General characteristics
- Class & type: Commercial passenger vessel
- Tonnage: 180 tonnes
- Length: 126 ft (38 m)
- Beam: 16.5 ft (5.0 m)
- Height: 10.5 ft (3.2 m)
- Draught: 4.6 ft (1.4 m)
- Decks: 2
- Installed power: 2 x 220-volt generators (silent night running)
- Propulsion: Main engine Z15 Scania 250 hp
- Speed: Maximum 12 knots
- Capacity: 13 passengers
- Crew: 5 crew
- Notes: Holds 12 tons of water, 3.5 tons of fuel

= L'Impressionniste =

Hotel barge on Canal de Bourgogne, France

The L'Impressionniste (The Impressionist) was built in 1960 in Belgium and is a spits barge with a Dutch luxe motor-style bow. The overall hull shape of the barge is a marriage of the French and Dutch barge building influences. She was converted to a hotel barge in 1996. L'Impressionniste is owned and operated by European Waterways and sails on the Canal de Bourgogne in France.

==History==
The vessel is slab-sided and has a flat lower part of the hull which means she was fairly cheap to build originally and space was maximized as the hull is effectively a box section. During the 1960s she carried grain and timber, making regular trips between Paris and Brussels. She had a particularly long commercial hold for a vessel of 38.50m overall length, and this eventually was one of the reasons her hull was well suited to be converted into a hotel barge.

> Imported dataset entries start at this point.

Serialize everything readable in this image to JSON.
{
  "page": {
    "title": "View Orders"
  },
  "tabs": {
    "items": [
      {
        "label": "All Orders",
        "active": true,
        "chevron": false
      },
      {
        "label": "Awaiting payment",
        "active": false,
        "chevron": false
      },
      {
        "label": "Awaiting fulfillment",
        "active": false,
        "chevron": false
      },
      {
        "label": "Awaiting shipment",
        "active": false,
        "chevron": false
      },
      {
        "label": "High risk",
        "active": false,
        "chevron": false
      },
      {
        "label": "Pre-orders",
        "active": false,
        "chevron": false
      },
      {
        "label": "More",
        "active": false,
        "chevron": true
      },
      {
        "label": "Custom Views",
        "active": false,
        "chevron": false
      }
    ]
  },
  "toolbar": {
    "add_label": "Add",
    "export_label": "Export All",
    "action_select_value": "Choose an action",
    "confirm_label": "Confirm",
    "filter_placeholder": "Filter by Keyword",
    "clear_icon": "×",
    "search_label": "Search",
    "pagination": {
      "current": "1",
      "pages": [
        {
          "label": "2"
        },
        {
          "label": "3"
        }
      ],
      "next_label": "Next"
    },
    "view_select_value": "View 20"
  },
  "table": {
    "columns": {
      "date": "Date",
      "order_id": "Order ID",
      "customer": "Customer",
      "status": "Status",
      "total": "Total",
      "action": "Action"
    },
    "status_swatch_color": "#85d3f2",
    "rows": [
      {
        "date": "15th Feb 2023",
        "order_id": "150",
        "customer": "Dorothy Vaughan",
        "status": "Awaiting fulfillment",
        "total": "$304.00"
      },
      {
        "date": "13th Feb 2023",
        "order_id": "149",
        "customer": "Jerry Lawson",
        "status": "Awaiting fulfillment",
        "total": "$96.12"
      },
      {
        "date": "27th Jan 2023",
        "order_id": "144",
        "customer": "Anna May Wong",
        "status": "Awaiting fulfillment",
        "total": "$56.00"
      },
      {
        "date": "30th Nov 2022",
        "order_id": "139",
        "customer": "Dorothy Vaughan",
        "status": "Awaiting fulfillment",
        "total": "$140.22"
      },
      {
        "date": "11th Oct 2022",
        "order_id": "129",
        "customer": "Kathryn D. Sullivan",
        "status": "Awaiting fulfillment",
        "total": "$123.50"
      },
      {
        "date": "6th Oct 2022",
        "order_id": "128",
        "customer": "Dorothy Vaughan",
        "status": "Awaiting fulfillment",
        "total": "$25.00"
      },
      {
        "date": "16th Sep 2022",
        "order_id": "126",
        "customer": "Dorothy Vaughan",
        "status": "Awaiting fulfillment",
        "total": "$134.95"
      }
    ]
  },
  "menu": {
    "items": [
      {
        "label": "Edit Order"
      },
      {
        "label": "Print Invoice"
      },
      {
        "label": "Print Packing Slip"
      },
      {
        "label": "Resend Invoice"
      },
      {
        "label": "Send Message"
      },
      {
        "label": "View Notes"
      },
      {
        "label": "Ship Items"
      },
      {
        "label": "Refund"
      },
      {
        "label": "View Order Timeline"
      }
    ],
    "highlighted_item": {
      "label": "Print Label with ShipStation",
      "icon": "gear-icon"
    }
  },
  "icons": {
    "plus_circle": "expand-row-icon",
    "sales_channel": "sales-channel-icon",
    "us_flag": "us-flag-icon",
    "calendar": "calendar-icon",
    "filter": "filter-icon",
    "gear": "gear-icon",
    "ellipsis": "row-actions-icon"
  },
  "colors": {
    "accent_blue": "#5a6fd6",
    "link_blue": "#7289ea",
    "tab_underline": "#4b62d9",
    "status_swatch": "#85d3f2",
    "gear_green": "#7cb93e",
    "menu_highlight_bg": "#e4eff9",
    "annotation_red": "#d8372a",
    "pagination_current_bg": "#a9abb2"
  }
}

Her conversion took place in 1996 and was mainly done by Verrian Gray and Geoffrey Foot, two English engineers. Her design and layout were based on La Belle Epoque, which was built the year before, and the original owners purchased the plans from Leigh Wootton. She was originally powered by an 8-cylinder Deutz diesel engine which produced 200 hp. This gave the barge a top speed of 16 km/h. She has a single rudder and chain-link steering which, coupled with her relatively fine bow, ensure practical maneuverability. She was re-engined in 2000 with a Scania 250 hp and spent several of the following years on the river Rhône, which has a strong current and needs plenty of horsepower.

L'Impressionniste currently has 6 double cabins, allowing her to carry up to 12 passengers. She also has separate crew quarters which house the 5 crew. Deck Plan The crew consists of a captain and pilot, deck hand and tour guide, master chef and two housekeepers and waiters. She regularly cruises on the Burgundy Canal.